You can honor the Immaculate Conception by performing her novena, which is traditionally said in the nine days leading up to her feast day, i.e. November 29 through December 7. There is also a 15-bead chaplet of the Immaculate Conception which is short enough to be prayed everyday.

Christian novenas & pagan funerary rites

“The Jews had no nine days’ religious celebration or nine days’ mourning or feast on the ninth day after the death or burial of relatives and friends. They held the number seven more sacred than any other. On the contrary, we find among the ancient Romans an official nine days’ religious celebration whose origin is related in Livy (I, xxxi). After a shower of stones on the Alban Mount, an official sacrifice, whether because of a warning from above or of the augurs’ advice, was held on nine days to appease the gods and avert evil. From then on the same novena of sacrifices was made whenever the like wonder was announced (cf. Livy, XXI, lxii; XXV, vii; XXVI, xxiii etc.).

“Besides this custom, there also existed among the Greeks and Romans that of a nine days’ mourning, with a special feast on the ninth day after death or burial. This, however, was rather of a private or family character (cf. Homer, Iliad, XXIV, 664, 784; Virgil, Aeneid, V, 64; Tacitus, Annals, VI, v.). The Romans also celebrated their parentalia novendialia, a yearly novena (13 to 22 Feb.) of commemoration of all the departed members of their families (cf. Mommsen, “Corp. Inscript. Latin.”, I, 386 sq.). The celebration ended on the ninth day with a sacrifice and a joyful banquet. There is a reference to these customs in the laws of the Emperor Justinian (“Corp. Jur. Civil. Justinian.”, II, Turin, 1757, 696, tit. xix, “De sepulchro violato”), where creditors are forbidden to trouble the heirs of their debtor for nine days after his death. St. Augustine (P.L., XXXIV, 596) warns Christians not to imitate the pagan custom, as there is no example of it in Holy Writ. Later on, the same was done by the Pseudo-Alcuin (P.L., CI, 1278), invoking the authority of St. Augustine, and still more sharply by John Beleth (P.L., CCII, 160) in the twelfth century. Even Durandus in his “Rationale” (Naples, 1478), writing on the Office of the Dead, remarks that “some did not approve this, to avoid the appearance of aping pagan customs”.

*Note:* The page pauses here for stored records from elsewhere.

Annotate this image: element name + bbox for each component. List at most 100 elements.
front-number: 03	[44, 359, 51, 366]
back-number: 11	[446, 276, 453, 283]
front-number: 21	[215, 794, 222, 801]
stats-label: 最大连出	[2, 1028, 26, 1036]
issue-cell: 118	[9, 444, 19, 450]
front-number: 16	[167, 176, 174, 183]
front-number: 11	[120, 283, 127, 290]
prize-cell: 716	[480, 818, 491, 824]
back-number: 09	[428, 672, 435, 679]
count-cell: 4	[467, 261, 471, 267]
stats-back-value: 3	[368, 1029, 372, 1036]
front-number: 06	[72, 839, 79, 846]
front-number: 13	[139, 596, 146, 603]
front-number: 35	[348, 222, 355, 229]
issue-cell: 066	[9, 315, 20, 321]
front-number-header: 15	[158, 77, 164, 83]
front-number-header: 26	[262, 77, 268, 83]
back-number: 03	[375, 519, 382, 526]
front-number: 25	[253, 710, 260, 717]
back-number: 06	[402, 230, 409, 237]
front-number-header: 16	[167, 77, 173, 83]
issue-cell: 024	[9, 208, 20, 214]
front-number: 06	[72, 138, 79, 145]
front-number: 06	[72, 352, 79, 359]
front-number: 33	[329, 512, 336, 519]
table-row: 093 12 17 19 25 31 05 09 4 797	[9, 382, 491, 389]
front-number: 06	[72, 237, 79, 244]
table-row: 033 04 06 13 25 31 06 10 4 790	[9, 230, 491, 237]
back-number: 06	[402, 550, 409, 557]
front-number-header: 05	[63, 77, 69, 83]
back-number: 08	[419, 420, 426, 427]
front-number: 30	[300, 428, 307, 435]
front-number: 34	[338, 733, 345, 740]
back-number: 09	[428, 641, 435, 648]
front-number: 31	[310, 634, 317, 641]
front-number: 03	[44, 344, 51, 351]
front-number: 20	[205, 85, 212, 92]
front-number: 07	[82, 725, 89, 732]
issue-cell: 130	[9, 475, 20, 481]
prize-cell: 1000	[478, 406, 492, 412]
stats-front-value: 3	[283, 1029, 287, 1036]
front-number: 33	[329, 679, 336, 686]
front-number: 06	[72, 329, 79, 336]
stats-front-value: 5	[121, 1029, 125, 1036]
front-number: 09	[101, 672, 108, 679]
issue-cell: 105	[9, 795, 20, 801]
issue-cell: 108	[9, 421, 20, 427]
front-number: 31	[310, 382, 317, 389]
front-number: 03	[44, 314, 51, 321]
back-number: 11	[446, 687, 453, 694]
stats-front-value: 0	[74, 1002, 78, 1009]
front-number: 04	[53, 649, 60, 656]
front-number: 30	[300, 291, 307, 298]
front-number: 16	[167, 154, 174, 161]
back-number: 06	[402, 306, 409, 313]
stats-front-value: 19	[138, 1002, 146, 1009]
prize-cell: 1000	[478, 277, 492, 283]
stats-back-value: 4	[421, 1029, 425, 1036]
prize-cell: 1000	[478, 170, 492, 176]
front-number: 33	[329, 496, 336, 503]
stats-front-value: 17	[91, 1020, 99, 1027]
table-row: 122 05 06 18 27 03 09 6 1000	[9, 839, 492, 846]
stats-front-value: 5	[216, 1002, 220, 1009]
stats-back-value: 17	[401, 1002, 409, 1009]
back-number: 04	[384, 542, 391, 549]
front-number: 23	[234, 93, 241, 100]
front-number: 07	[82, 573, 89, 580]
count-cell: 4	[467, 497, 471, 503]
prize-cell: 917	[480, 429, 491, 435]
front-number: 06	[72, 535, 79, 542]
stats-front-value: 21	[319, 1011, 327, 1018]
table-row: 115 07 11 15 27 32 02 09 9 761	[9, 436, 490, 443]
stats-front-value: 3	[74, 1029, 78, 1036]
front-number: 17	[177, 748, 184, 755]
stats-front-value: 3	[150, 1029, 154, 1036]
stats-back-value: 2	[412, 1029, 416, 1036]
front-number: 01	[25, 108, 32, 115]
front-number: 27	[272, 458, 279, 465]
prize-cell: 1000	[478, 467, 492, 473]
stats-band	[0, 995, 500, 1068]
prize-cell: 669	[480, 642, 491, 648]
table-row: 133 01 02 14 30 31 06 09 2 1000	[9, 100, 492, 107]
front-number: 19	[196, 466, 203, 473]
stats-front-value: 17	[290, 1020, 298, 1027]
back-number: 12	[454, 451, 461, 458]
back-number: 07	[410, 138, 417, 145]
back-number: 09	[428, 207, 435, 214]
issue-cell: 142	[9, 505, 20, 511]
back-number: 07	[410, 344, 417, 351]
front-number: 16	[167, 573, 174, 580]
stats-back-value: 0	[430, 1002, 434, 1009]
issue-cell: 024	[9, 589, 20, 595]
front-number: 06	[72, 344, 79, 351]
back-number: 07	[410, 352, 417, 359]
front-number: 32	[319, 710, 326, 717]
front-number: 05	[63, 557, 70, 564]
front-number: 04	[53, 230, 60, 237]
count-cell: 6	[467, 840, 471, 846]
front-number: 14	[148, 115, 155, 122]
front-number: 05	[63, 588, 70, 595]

“Nevertheless, in Christian mortuary celebrations, one finds that of the ninth day with those of the third and seventh. The “Constitutiones Apostolicae” (VIII, xlii; P.G., I, 1147) already speak of it. The custom existed specially in the East, but is found also among the Franks and Anglo-Saxons. Even if it was connected with an earlier practice of the pagans, it nevertheless had in itself no vestige of superstition. A nine days’ mourning with daily Mass was a distinction, naturally, which could be shared by none but the higher classes. Princes and the rich ordered such a celebration for themselves in their wills; even in the wills of popes and cardinals such orders are found. Already in the Middle Ages the novena of Masses for popes and cardinals was customary. Later on, the mortuary celebration for cardinals became constantly more simple, until finally it was regulated and fixed by the Constitution “Praecipuum” of Benedict XIV (23 Nov., 1741). For deceased sovereign pontiffs the nine days’ mourning was retained, and so came to be called simply the “Pope’s Novena” (cf. Mabillon, “Museum Italicum”, II, Paris, 1689, 530 sqq., “Ordo Roman. XV”; P.L., LXXVIII, 1353; Const. “In eligendis” of Pius IV, 9 Oct., 1562). The usage still continues and consists chiefly in a novena of Masses for the departed. A rescript of the Sacred Congregation of Rites (22 Apr., 1633) informs us that such novenas of mourning, officia novendialia ex testamento, were generally known and allowed in the churches of religious (Decr. Auth. S.R.C., 604). They are no longer in common use, though they have never been forbidden, and indeed, on the contrary, novendiales precum et Missarum devotiones pro defunctis were approved by Gregory XVI (11 July, 1853 [sic]) and indulgenced for a confraternity agonizantium in France (Resc. Auth. S.C. Indulg., 382).”